DROITS DE L'HOMME - Deux disparitions toujours inexpliquées

Par Eric DESEUT | Publié le 11/03/2013 à 00:00 | Mis à jour le 13/03/2019 à 05:38

Après trois mois de silence, l'absence du militant associatif laotien Sombath Somphone reste toujours inexpliquée tandis le 12 mars marque l'anniversaire de la disparition de l'avocat thaïlandais Somchai Neelaphaijit survenue en 2004.

Le 12 mars 2013 marque le neuvième anniversaire de la disparition de Somchai Neelaphaijit. Cet avocat défenseur des droits de l'homme représentait cinq hommes qui faisaient état de tortures au cours de leur captivité dans la province de Narathiwat alors que les trois provinces du sud du royaume étaient sous le coup de la loi martiale depuis janvier 2004. Le 11 mars 2004, l'avocat thaïlandais avait officiellement déposé plainte après avoir largement médiatisé l'affaire. Le lendemain sa voiture était interceptée par cinq policiers sur une avenue de Bangkok. Somchai n'a plus jamais donné de nouvelles. Son corps n'a jamais été retrouvé et les responsables de cette disparition forcée n'ont pas été inquiétés malgré les efforts de la famille.

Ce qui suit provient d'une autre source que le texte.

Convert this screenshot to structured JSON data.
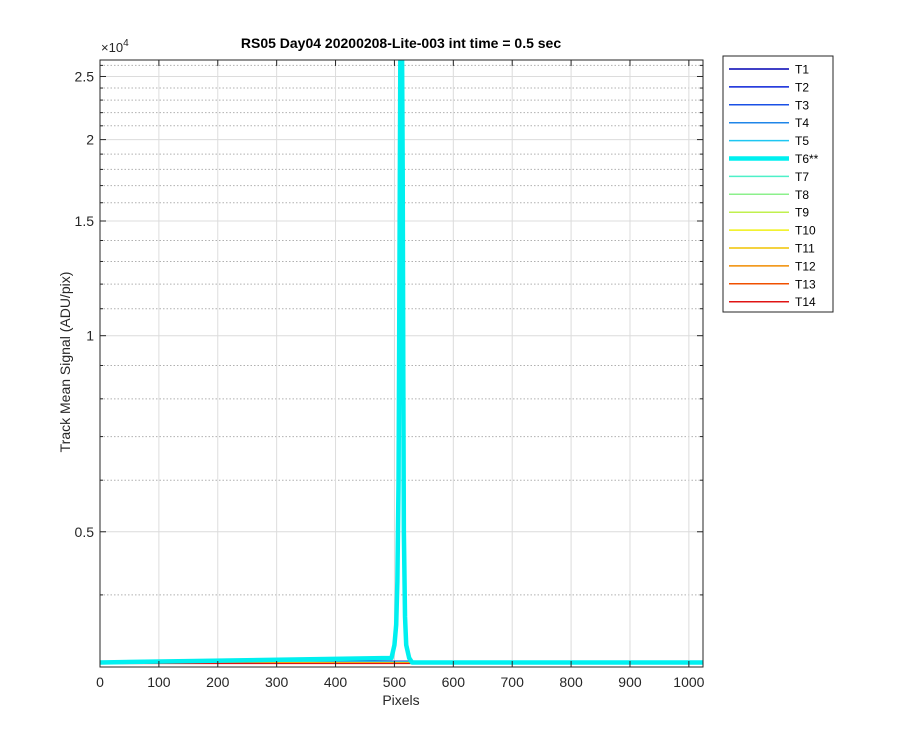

Pour sa veuve Angkhana Neelapaijit, cette disparition forcée est "un avertissement à tous ceux qui défendent les droits des autres". Angkhana Neelapaijit a été choquée par une autre disparition intervenue au Laos il y a déjà trois mois. Le 15 décembre 2012, la jeep de Sombath Somphone était stoppée sur une avenue de Vientiane à proximité d'un poste de police. Ce directeur d'une organisation non gouvernementale était notamment connu pour avoir donné une voix aux paysans laotiens qui voient leur accès aux terres communales de plus en plus menacé par les grands projets d'infrastructures et les concessions accordées à des sociétés étrangères. Pressés par les délégations diplomatiques comme par les parlementaires de l'Association des nations de l'Asie du Sud-Est de faire la lumière sur cette affaire les autorités laotiennes continuent à plaider l'ignorance invoquant un différent d'ordre privé qui se serait envenimé. Une chape de silence s'est depuis abattue sur la société civile laotienne qui vit aujourd'hui dans la crainte. La disparition de Sombath n'est plus évoquée que du bout des lèvres tandis que des rumeurs nauséabondes circulent opportunément impliquant le disparu dans des affaires louches.